When using custom annotation, the configuration variables related to GENCODE/Enesmbl settings are ignored (i.e. gencode_version_human
, gencode_version_mouse
, ensembl_version_rat
, and anno_build
).
5.2.1 Optional files to include depending on your use-case
- An ERCC index (this is a file specific to Kallisto needed for ERCC quantification, which is an optional component of the pipeline). You can find the index used by default at
[repository directory]/Annotation/ERCC/ERCC92.idx
. This file must end in “.idx”. - A list of SNV sites at which to call variants (in .bed format). Variant calling is by default only enabled for human reference. You can find the .bed files used by default for “hg38” and “hg19” at
[repository directory]/Annotation/Genotyping/common_missense_SNVs_hg*.bed
. This file can have any name provided it has the “.bed” extension.

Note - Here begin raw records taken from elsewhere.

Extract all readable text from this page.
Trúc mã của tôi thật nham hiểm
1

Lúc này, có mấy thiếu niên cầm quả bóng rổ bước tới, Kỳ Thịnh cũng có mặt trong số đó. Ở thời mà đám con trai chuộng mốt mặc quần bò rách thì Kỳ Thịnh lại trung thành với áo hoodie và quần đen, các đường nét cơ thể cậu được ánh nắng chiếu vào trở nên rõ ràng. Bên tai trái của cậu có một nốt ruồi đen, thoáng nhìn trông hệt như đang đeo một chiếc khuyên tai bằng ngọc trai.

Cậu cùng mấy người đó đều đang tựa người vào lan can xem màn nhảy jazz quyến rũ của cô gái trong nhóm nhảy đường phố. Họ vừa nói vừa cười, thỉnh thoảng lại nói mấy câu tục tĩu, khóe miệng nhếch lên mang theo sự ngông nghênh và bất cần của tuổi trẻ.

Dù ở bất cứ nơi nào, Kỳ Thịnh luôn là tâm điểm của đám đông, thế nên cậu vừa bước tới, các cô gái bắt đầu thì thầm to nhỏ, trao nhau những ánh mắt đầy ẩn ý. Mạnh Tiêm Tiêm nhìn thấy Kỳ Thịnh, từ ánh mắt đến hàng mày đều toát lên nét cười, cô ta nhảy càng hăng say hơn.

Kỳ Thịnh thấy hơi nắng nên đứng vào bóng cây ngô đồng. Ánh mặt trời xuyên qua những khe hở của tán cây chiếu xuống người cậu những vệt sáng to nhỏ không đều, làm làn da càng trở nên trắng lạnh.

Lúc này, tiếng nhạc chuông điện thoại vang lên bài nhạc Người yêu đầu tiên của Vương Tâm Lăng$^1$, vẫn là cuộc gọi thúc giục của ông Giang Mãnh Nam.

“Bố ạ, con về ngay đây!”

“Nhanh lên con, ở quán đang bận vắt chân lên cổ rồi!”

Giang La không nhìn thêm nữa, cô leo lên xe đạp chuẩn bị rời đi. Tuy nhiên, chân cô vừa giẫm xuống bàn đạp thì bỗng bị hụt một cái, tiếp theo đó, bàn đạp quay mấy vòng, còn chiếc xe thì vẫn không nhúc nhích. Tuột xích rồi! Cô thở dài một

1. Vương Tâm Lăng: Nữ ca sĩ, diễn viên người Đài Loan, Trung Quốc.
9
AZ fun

You must also add the --custom_anno [label]
argument to your run_pipeline_X.sh
script, to specify you are using custom annotation files. The “label” is a string you want to include in filenames generated from the annotation files you provided. This is intended to allow the use of potentially many different custom annotations, assigned a unique and informative name you choose each time. This can be anything except an empty string (which internally signifies not to use custom annotation).